Type Safety as Contract

Babylon enforces strict typing throughout:

Constrained Types

from babylon.models import Probability, Currency, Intensity

def calculate_something(
    p: Probability,    # 0.0 to 1.0
    c: Currency,       # non-negative float
    i: Intensity,      # enum: LOW, MEDIUM, HIGH
) -> Probability:
    ...

These aren’t just documentation—Pydantic validates at runtime. A function that returns Probability(1.5) will raise an exception.

Why This Matters

  • Bugs manifest at boundaries, not deep in calculation chains

  • Error messages point to the source, not symptoms

  • Reviewers can trust type signatures as contracts

Test-Driven Development

Every feature follows the TDD cycle:

  1. Red — Write a failing test that captures the requirement

  2. Green — Implement the minimum code to pass

  3. Refactor — Clean up without changing behavior

This isn’t aspirational—it’s enforced. PRs without tests don’t merge. The test suite covers:

  • Unit tests — Individual formula correctness

  • Integration tests — System interactions

  • Theory validation — Outcomes match MLM-TW predictions

# Run the full test suite
mise run test

# Run fast formula tests only
mise run test-fast

# Run with coverage report
mise run test-cov

State is Pure Data

A critical architectural principle:

State/Engine Separation

State is pure data. Engine is pure transformation. They never mix.
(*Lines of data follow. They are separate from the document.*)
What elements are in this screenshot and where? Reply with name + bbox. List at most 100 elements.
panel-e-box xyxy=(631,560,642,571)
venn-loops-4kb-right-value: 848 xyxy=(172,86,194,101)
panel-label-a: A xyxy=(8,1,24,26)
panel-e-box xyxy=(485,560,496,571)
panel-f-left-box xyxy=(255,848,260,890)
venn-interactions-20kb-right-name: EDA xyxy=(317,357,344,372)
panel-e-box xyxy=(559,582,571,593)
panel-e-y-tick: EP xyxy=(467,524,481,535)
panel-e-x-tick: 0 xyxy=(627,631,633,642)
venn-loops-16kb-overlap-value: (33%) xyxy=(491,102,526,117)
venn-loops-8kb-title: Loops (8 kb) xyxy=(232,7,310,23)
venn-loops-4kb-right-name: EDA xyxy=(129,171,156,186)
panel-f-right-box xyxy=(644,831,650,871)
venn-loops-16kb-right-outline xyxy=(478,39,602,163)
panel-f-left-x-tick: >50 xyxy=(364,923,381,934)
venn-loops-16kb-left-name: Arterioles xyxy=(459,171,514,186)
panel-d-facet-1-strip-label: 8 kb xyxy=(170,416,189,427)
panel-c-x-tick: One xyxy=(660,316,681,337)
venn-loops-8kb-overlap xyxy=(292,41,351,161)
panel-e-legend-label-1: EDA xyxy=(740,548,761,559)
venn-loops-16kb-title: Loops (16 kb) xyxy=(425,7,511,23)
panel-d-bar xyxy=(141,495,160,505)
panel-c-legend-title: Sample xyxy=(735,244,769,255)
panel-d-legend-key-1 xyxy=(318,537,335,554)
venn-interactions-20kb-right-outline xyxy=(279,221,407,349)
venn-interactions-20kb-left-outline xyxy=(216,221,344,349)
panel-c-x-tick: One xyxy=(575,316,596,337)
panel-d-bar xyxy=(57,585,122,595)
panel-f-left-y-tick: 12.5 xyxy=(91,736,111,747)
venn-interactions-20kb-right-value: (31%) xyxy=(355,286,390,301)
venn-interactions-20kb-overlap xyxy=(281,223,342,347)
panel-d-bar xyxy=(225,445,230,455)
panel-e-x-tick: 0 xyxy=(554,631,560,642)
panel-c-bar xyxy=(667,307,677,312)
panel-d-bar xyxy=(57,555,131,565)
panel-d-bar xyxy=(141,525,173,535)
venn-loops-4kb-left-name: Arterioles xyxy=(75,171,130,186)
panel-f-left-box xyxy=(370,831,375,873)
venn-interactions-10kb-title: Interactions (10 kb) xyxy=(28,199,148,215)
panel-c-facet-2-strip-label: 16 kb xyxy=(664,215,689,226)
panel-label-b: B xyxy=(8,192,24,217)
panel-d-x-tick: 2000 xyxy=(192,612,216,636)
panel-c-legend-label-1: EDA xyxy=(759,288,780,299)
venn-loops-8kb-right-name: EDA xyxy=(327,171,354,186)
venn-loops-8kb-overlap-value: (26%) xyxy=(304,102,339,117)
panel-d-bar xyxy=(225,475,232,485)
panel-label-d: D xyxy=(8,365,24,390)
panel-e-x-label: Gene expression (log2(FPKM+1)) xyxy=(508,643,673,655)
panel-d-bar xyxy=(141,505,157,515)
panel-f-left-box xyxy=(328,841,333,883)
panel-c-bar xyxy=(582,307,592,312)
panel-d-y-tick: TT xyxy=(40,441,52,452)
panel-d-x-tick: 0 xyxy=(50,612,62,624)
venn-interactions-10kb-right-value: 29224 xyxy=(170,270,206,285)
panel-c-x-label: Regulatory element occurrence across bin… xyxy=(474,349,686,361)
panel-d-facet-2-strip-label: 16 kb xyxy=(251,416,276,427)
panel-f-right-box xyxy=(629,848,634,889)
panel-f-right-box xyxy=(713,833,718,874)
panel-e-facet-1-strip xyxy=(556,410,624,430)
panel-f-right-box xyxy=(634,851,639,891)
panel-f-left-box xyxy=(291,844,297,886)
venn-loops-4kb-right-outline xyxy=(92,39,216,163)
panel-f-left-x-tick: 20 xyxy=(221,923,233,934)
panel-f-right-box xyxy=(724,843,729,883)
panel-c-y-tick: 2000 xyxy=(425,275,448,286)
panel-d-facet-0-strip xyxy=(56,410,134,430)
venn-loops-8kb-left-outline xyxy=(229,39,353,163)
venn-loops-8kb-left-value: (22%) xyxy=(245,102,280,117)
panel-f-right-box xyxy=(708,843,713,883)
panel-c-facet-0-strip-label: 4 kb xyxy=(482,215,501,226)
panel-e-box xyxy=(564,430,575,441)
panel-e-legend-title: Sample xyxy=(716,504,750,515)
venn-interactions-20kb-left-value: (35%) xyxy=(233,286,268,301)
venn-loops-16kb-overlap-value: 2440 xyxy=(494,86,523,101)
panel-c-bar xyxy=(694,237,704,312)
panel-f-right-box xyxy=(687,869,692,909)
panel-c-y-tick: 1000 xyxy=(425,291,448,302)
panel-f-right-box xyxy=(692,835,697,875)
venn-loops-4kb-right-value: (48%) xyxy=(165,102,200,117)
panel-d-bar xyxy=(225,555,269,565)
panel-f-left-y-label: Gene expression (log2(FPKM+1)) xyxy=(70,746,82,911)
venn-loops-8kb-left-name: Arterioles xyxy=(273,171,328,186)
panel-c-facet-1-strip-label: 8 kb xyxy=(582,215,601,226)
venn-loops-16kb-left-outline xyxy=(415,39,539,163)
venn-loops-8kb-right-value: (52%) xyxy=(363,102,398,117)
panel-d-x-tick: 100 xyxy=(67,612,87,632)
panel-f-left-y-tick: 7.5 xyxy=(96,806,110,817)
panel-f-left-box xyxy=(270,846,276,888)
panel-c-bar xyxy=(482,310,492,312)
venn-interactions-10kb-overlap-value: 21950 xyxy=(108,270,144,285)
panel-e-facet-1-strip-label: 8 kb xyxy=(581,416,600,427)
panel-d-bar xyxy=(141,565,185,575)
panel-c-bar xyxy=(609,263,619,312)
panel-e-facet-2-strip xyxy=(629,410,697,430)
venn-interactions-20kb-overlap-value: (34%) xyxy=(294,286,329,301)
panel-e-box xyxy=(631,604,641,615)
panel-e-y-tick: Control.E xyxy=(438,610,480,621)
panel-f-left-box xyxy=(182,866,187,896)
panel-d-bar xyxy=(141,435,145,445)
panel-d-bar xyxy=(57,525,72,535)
The WorldState object is a frozen snapshot. It has no methods that modify itself. All changes flow through the engine:

# Good: Engine transforms state
new_state = step(old_state, config, context, defines)

# Bad: State modifies itself
state.apply_rent_extraction()  # This method doesn't exist

This enables:

  • Time travel — Any previous state can be restored

  • Parallelism — Multiple simulations can run independently

  • Testing — States are comparable with simple equality

Documentation Philosophy

We follow Diataxis with discipline:

  • Tutorials — Learning by doing

  • How-to guides — Goal-oriented procedures

  • Concepts — Understanding why

  • Reference — Lookup specifications

Each document serves ONE purpose. “Super-documents” that mix purposes get split.

Demand-Driven Principle

Documentation emerges from actual pain points, not anticipated needs. Before writing documentation, ask:

Who is currently blocked by the absence of this information?

Not “who might someday need this” — who needs it now.

Accuracy over Comprehensiveness

Five accurate documents beat fifty outdated ones. Incompleteness is honesty. Inaccuracy is toxic.

Commit Standards

All commits use conventional commit format:

  • feat: — New feature

  • fix: — Bug fix

  • docs: — Documentation only

  • refactor: — Code change that neither fixes a bug nor adds a feature

  • test: — Adding or correcting tests

  • chore: — Build process or auxiliary tool changes

Commits are atomic—one logical change per commit. Large features are broken into reviewable pieces.